Milton Keynes, from its conception in 1967, has always been a low-density city. Notwithstanding the various areas of parkland dotted around the city, the residential districts themselves are laid out with generous amounts of open space for a British settlement. However, as is the current policy across the UK, developments have tended towards higher densities over the last decade. Recently Central Milton Keynes has seen the construction of tower blocks, something which was excluded in the original city masterplan. New districts such as Broughton have been built to much higher densities than ever before seen in Milton Keynes. Milton Keynes Partnership, a subsidiary of Homes and communities agency and the organisation in control of the expansion of Milton Keynes, argues that higher densities are necessary to deliver high-quality transport systems and meet housing targets. Urban Eden argues that the high-density districts have the potential to become "instant slums" and are out of place in a city which has always been built at a low density. High-density districts are now being built in many towns and cities across the country, and this debate is not limited to Milton Keynes.

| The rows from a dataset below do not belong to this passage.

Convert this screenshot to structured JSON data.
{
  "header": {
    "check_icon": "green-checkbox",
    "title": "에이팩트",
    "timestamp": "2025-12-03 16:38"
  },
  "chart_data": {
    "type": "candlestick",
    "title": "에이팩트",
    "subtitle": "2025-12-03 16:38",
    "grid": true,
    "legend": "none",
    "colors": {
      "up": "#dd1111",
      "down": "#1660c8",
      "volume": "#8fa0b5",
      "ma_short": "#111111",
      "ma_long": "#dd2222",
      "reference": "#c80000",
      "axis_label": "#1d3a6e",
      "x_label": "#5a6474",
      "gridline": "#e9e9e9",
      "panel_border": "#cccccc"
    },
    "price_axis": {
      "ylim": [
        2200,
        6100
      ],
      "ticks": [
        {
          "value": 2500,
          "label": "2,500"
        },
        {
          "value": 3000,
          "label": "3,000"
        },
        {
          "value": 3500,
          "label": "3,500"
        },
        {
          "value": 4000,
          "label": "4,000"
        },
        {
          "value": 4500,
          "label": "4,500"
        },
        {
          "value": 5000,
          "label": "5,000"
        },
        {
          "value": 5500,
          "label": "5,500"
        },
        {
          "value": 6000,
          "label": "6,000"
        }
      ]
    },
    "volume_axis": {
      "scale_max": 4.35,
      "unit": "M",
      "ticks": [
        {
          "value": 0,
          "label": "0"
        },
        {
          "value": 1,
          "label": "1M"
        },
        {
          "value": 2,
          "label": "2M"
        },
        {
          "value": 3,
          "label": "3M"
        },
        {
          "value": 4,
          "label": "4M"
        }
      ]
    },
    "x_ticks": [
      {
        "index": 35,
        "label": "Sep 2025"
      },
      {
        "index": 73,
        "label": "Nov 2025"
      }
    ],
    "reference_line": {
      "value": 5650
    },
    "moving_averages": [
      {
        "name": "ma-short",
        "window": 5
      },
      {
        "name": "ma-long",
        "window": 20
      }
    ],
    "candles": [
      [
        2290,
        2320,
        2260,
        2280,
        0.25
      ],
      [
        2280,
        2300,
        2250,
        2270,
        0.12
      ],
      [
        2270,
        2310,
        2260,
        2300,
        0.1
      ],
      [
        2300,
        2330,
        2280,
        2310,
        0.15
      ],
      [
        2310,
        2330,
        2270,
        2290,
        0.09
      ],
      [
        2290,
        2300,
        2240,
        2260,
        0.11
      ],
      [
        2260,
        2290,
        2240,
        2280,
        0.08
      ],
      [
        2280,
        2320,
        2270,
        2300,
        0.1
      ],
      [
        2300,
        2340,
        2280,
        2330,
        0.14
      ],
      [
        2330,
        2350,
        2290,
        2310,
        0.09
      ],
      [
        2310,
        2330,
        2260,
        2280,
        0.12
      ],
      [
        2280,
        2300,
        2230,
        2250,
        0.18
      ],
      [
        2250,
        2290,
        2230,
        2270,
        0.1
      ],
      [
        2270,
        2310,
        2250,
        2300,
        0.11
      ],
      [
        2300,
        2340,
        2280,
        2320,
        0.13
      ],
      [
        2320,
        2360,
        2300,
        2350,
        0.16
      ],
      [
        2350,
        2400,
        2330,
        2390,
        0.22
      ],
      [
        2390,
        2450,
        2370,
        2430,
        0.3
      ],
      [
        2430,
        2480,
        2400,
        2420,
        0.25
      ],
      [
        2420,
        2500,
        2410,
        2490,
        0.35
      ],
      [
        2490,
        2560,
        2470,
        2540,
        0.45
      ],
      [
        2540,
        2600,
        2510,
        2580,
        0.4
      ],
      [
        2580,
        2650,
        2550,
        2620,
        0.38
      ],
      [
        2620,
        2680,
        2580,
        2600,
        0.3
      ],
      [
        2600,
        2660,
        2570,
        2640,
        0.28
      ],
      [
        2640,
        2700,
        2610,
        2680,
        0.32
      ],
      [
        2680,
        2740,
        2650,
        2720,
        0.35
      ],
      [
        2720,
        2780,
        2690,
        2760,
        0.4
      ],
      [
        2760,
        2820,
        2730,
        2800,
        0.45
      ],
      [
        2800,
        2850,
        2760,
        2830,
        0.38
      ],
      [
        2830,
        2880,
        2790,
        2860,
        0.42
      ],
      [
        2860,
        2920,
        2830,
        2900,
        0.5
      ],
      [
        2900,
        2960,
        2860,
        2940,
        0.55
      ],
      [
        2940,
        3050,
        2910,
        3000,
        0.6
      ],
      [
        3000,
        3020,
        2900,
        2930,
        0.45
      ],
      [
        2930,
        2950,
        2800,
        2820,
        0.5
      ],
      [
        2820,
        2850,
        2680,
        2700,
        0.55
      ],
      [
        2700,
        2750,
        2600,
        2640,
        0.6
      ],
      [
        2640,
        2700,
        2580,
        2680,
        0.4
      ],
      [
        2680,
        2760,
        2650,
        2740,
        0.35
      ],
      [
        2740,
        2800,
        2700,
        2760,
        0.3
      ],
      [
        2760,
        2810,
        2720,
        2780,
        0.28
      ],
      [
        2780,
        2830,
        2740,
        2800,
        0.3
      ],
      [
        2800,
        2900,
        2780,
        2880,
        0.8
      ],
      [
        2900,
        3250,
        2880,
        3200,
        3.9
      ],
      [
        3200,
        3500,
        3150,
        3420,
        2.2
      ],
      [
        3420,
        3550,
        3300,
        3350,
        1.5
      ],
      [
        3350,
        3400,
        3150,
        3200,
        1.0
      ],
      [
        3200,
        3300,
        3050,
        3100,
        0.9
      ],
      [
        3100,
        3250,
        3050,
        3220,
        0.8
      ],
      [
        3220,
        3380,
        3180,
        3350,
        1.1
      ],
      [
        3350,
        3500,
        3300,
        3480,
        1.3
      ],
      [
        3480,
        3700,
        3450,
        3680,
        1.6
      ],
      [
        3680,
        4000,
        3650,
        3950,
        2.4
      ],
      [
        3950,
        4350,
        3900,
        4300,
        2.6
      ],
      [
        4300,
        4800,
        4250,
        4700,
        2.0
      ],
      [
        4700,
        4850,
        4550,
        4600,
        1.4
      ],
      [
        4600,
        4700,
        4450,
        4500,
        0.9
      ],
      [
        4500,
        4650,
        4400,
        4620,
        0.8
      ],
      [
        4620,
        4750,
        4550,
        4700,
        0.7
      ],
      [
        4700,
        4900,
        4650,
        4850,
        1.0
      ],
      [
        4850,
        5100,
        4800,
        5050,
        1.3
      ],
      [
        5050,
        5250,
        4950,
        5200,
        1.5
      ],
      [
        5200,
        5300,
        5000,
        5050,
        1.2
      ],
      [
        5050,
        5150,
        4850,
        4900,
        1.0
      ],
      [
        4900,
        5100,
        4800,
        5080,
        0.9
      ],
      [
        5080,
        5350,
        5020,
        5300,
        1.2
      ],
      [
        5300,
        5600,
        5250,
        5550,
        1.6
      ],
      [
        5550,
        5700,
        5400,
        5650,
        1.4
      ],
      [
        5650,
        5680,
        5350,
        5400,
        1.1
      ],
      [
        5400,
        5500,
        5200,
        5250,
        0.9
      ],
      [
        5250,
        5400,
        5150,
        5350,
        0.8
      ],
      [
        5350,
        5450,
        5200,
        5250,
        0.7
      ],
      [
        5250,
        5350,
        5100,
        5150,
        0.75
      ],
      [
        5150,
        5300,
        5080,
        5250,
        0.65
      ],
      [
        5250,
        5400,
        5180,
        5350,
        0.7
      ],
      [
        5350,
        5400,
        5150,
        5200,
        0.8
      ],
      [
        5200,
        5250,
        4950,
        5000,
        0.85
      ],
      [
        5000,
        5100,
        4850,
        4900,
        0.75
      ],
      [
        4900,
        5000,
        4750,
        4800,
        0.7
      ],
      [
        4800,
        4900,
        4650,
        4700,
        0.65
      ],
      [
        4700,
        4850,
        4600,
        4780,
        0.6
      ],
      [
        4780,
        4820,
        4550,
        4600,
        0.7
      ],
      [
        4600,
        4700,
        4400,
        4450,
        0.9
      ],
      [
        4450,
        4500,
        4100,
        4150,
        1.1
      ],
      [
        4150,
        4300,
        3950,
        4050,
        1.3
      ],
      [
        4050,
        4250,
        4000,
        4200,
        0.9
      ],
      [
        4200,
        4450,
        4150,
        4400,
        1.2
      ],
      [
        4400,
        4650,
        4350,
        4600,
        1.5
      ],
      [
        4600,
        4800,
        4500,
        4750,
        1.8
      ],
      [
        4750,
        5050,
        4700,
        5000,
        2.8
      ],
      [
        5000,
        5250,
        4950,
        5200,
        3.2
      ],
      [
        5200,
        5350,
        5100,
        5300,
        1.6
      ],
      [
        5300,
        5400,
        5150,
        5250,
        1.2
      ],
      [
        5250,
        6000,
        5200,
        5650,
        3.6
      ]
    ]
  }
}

==Urban Eden in local media==

The group's activities have attracted much attention from the local media, as well as a small amount of national media attention. The group's chairman, Theo Chalmers, writes a monthly column for a local business magazine on the matters campaigned on by the group. In 2006, the group ran a two-page article in the MK Citizen named "plane crash", describing the cutting of the plane trees in Central Milton Keynes. All in all the group's efforts have resulted in much debate within the Milton Keynes, and their campaigns have drawn the attention of local and regional planning bodies. At least one development within Milton Keynes, the former Millennium Community at Oakgrove, was changed to protect a stretch of grid road that was proposed to be downgraded, although it is unclear as to whether or not this was a result of Urban Eden's campaigning.